A few years ago, analysts reported that Nigeria was not only the largest oil producer in Africa but also the world’s fourth leading oil exporter.
Today however, despite the relatively large amount of oil it produces, the instability in the Niger Delta has resulted in significant amounts of shut-in production at onshore and shallow offshore fields, forcing companies to frequently declare force majeure on oil shipment.
Among other constraints, the lack of infrastructure to monetize gas that is currently flared has been a major talking point.
The American shale revolution, which was supposed to liberate the US from Middle Eastern oil, has instead brought freedom from an unexpected location: Africa. US oil imports from the African continent have this year plunged to a 40-year low.
A researcher at Gunvor, a Geneva-based oil trading house, David Fyfe recently stated that African countries have been hit worse by US shale because their oil “is of similar quality of the oil pumped in North Dakota and Texas.”
As a result Nigeria is no longer a major force in setting global oil prices. However another impact of shale is the increasing exports of refined products to Nigeria by the US.
According to reports by Bloomberg, U.S. imports of Nigerian crude have almost converged with American sales of refined-petroleum cargoes like gasoline and kerosene shipped in the opposite direction.
According to IHS Inc. a consulting firm, Nigeria imported more than half of its fuels from the U.S. at times in 2013, from less than a fifth three years ago.

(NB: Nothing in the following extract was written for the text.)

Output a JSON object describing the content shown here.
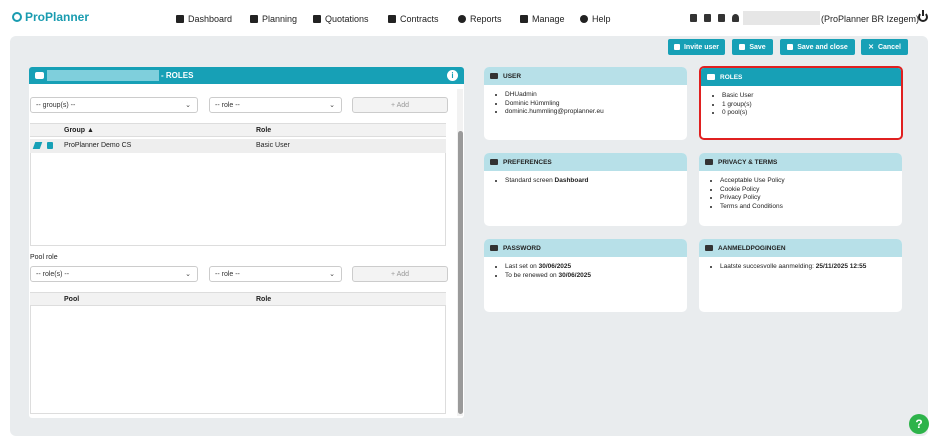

Over the past decade, United States imported an estimated 10 percent of its crude oil from Nigeria.
However, this share fell to an average of 5 percent in 2012, 4 percent from January to August 2013 and at the moment 2 percent.
As a result, Nigeria has fallen from being the fifth largest foreign oil supplier to the United States in 2011 to eighth in 2013.
“We’ve gone from taking all this crude from Nigeria, now we don’t take the crude and are instead sending crude there in the form of refined products,” said Jamie Webster, an oil analyst at IHS in Washington.
“It’s an evolution of the relationship.”
Nigeria’s increasing dependence highlights its battle to produce enough fuels domestically and as a result, an increasing dependence on American fuel to power its vehicles and planes.
Nigeria imports so much refined products because government’s four refineries with a combined 445,000 barrel-a-day capacity operate at less than 20 percent of their capacity due to poor maintenance and aging equipment.
Shale-oil boom in the U.S. has basically taken away Nigeria’s biggest crude-export market and as a result, Nigeria is no longer quite as critical in setting global oil prices when things get tight.
“Shale oil has been identified as one of the most serious threats for African oil producers,” Nigeria’s oil minister, Diezani Alison-Madueke, said last year.
The collapse in the oil trade has weakened the most important economic link between the US and Africa, particularly Nigeria.
However, it does look like Asia, particularly China and India, have covered the gap created as a result of the U.S. shale oil boom by absorbing Africa’s surplus, hence maintaining oil prices at historically high levels .
India is currently a major importer of Nigerian crude replacing the lost U.S. market.